Just one paragraph from the article My Hail Bernie Pass by Fred Baumgarten, describes almost the whole situation: “Now that I’m proclaiming my support for Sanders, I expect the vitriol to be no less intense, though maybe from some other quarters with different arguments. Secretly my friends will suspect that maybe I’m a misogynist, too, and don’t want a female president. I’ll be accused of being 'impractical' and 'hopelessly idealistic,' and of 'wasting' my vote. And I’ll still be held personally responsible for getting Trump elected!

One of the most successful psychological techniques used by the mechanisms of the establishment, is the bombardment of mind with isolated words, or, phrases, ending up to become powerful symbols. These symbols are frequently so powerful that manage to prevail over the ability of mind to build a rational hierarchy. Which, many times, equals to heavy misjudgment.
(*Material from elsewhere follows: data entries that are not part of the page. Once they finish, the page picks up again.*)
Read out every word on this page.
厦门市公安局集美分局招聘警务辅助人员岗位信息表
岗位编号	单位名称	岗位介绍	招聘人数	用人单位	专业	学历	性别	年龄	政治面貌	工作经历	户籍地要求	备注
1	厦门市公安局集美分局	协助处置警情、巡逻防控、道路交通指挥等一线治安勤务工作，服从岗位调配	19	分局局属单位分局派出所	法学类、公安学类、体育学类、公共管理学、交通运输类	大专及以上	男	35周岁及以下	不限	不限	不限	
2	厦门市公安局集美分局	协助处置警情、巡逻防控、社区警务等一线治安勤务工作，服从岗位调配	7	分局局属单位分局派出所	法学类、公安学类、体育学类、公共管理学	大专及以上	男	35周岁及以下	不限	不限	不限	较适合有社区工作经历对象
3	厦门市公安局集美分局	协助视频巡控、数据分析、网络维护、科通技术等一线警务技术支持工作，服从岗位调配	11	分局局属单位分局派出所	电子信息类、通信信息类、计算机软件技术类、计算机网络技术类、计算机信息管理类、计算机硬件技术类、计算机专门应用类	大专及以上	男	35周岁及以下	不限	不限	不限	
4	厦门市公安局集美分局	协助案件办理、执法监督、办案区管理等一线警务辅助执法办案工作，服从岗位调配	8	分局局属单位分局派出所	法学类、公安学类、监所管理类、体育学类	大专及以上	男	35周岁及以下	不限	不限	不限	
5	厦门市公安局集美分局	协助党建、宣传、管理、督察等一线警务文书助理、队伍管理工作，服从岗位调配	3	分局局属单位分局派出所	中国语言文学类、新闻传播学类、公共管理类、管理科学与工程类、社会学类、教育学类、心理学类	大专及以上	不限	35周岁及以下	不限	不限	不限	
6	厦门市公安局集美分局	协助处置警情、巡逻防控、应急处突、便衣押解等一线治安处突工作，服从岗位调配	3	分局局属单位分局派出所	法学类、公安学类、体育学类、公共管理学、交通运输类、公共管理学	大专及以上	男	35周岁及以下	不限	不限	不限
For example, the fact that the United States will have the opportunity to be governed "for the first time in their history by a female president", often prevails over what this president truly represents, especially among the female voters. The election of Hillary will give a superficial satisfaction to many Americans, that the United States will become an even more progressive society (after Obama term), while in reality, Hillary will certainly follow the "politics as usual", totally aligned with the neocon agenda.

Psychological methods also use "logical leaps" to force the individual to bypass a certain rational hierarchy. The example in Baumgarten's paragraph above is characteristic: even his friends will suspect that he is a misogynist, just by saying that he will support Sanders instead of Clinton. The political arguments, which is the main issue in such a process, since they determine the policies that will have direct effect to millions of Americans, are bypassed through this absurdly simplified "logical leap": You vote for Sanders = You are probably a misogynist.

So, in our current example, the establishment pundit follows a similar method. He tries to present the Labour Party as being not friendly to women's rights through the absurdly simplified observation that it has a male leader against the Concervatives who have a female one. Yet, his mission fails miserably because he gets the right answer from Champion, proving that the policies and the level of progressiveness of each party have nothing to do with their leader being male or female.